The question reads "The quarterback of a football team releases a pass at a height of 7 feet above the playing field, and the football is caught by a receiver at a height of 4 feet, 30 yards directly downfield. The pass is released at an angle of 35 degrees with the horizontal. Find the speed of the football when it's released.

I'm given x = (vi*cosθ)t and y = h + (vi*sinθ)t - 16t^2 as my parameters.

I need a pointer in the right direction. I attempted to equate it to cos 35 and sin 35, but I wasn't sure how to solve vi from there.
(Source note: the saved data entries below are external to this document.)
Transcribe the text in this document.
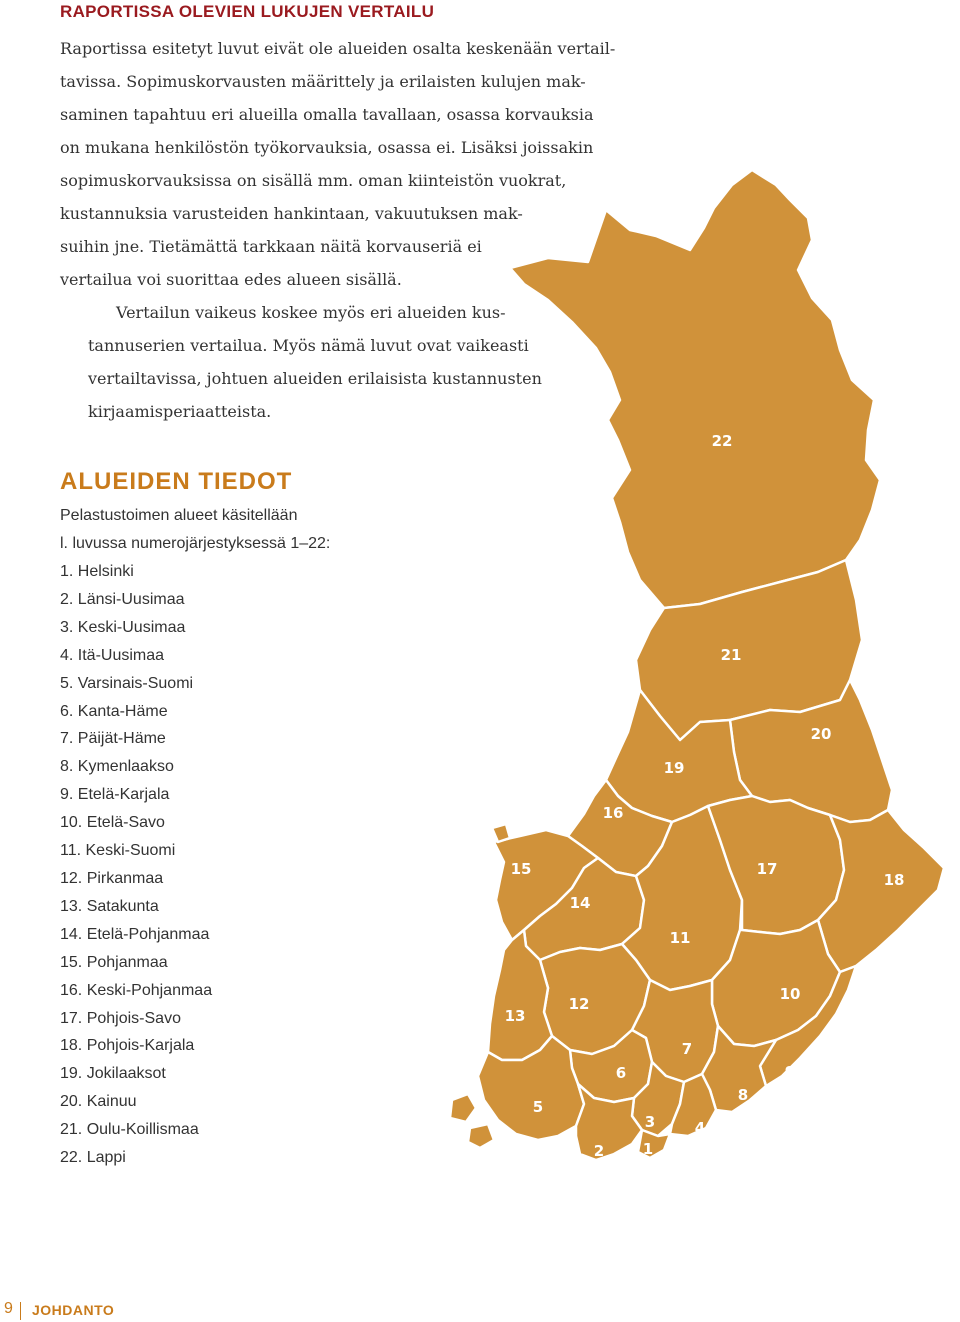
RAPORTISSA OLEVIEN LUKUJEN VERTAILU

Raportissa esitetyt luvut eivät ole alueiden osalta keskenään vertail-
tavissa. Sopimuskorvausten määrittely ja erilaisten kulujen mak-
saminen tapahtuu eri alueilla omalla tavallaan, osassa korvauksia
on mukana henkilöstön työkorvauksia, osassa ei. Lisäksi joissakin
sopimuskorvauksissa on sisällä mm. oman kiinteistön vuokrat,
kustannuksia varusteiden hankintaan, vakuutuksen mak-
suihin jne. Tietämättä tarkkaan näitä korvauseriä ei
vertailua voi suorittaa edes alueen sisällä.

Vertailun vaikeus koskee myös eri alueiden kus-
tannuserien vertailua. Myös nämä luvut ovat vaikeasti
vertailtavissa, johtuen alueiden erilaisista kustannusten
kirjaamisperiaatteista.

ALUEIDEN TIEDOT
Pelastustoimen alueet käsitellään
l. luvussa numerojärjestyksessä 1–22:
1. Helsinki
2. Länsi-Uusimaa
3. Keski-Uusimaa
4. Itä-Uusimaa
5. Varsinais-Suomi
6. Kanta-Häme
7. Päijät-Häme
8. Kymenlaakso
9. Etelä-Karjala
10. Etelä-Savo
11. Keski-Suomi
12. Pirkanmaa
13. Satakunta
14. Etelä-Pohjanmaa
15. Pohjanmaa
16. Keski-Pohjanmaa
17. Pohjois-Savo
18. Pohjois-Karjala
19. Jokilaaksot
20. Kainuu
21. Oulu-Koillismaa
22. Lappi
22
21
20
19
16
15	17
18
14
11
12
13
10
7
6	9
8
5
3	4
2	1
9 JOHDANTO
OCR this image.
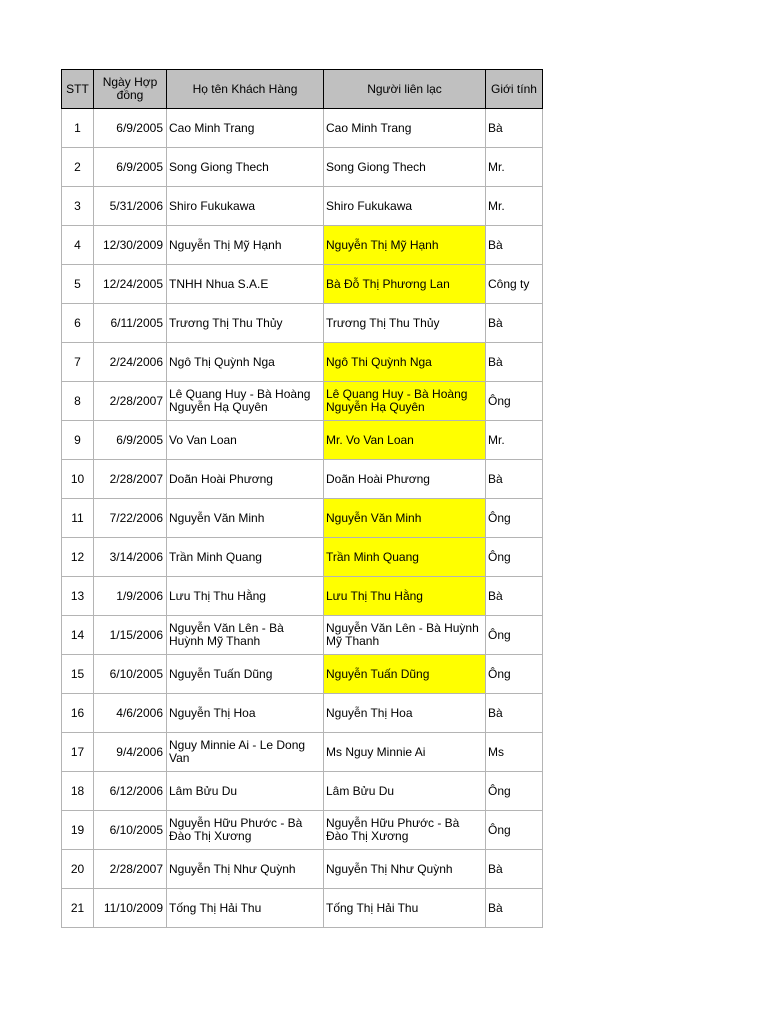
STT	Ngày Hợp đồng	Họ tên Khách Hàng	Người liên lạc	Giới tính
1	6/9/2005	Cao Minh Trang	Cao Minh Trang	Bà
2	6/9/2005	Song Giong Thech	Song Giong Thech	Mr.
3	5/31/2006	Shiro Fukukawa	Shiro Fukukawa	Mr.
4	12/30/2009	Nguyễn Thị Mỹ Hạnh	Nguyễn Thị Mỹ Hạnh	Bà
5	12/24/2005	TNHH Nhua S.A.E	Bà Đỗ Thị Phương Lan	Công ty
6	6/11/2005	Trương Thị Thu Thủy	Trương Thị Thu Thủy	Bà
7	2/24/2006	Ngô Thị Quỳnh Nga	Ngô Thi Quỳnh Nga	Bà
8	2/28/2007	Lê Quang Huy - Bà Hoàng Nguyễn Hạ Quyên	Lê Quang Huy - Bà Hoàng Nguyễn Hạ Quyên	Ông
9	6/9/2005	Vo Van Loan	Mr. Vo Van Loan	Mr.
10	2/28/2007	Doãn Hoài Phương	Doãn Hoài Phương	Bà
11	7/22/2006	Nguyễn Văn Minh	Nguyễn Văn Minh	Ông
12	3/14/2006	Trần Minh Quang	Trần Minh Quang	Ông
13	1/9/2006	Lưu Thị Thu Hằng	Lưu Thị Thu Hằng	Bà
14	1/15/2006	Nguyễn Văn Lên - Bà Huỳnh Mỹ Thanh	Nguyễn Văn Lên - Bà Huỳnh Mỹ Thanh	Ông
15	6/10/2005	Nguyễn Tuấn Dũng	Nguyễn Tuấn Dũng	Ông
16	4/6/2006	Nguyễn Thị Hoa	Nguyễn Thị Hoa	Bà
17	9/4/2006	Nguy Minnie Ai - Le Dong Van	Ms Nguy Minnie Ai	Ms
18	6/12/2006	Lâm Bửu Du	Lâm Bửu Du	Ông
19	6/10/2005	Nguyễn Hữu Phước - Bà Đào Thị Xương	Nguyễn Hữu Phước - Bà Đào Thị Xương	Ông
20	2/28/2007	Nguyễn Thị Như Quỳnh	Nguyễn Thị Như Quỳnh	Bà
21	11/10/2009	Tống Thị Hải Thu	Tống Thị Hải Thu	Bà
Thank you for your help.

2. Nov 19, 2007

### rock.freak667

x = (vi*cosθ)t
t=x/(vi*cosθ)

try subbing that into y and you'll get y= function in terms of x

3. Nov 19, 2007

### Feldoh

Since it's in the precalc board I'll assume you don't know basic motion equations, so...

x displacement (change in x)
initial velocity
time
initial height
final height (y)

Reading the problem can you figure out what you know versus what you are looking for?

Last edited: Nov 19, 2007
4. Nov 20, 2007

### HallsofIvy

Staff Emeritus
What do you mean "equate it to cos 35 and sin 35"? Equate what? Obviously $\theta= 35$ since that is the only angle you are given so, if you meant replace $cos(\theta])$ by cos(35) and $sin(\theta)$ by sin(35), yes, that is what you do. You also know that h= 7 (feet above the playing field), y= 4 feet, x= 30 yards= 90 feet. If you put those numbers into your two equations you will have two equations with the two unknown values vi and t. You should be able to solve two equations for two unknowns. vi is, of course, the value you want.

5. Nov 20, 2007

### Xorlev

I ended up solving for t by using vi*t = (90/cos(35)), substituting it into y = h + (vi*sinθ)t - 16t^2, and solving for t, then solving for vi with vi = (90/(cos(35)*t). Thank you for the help, though.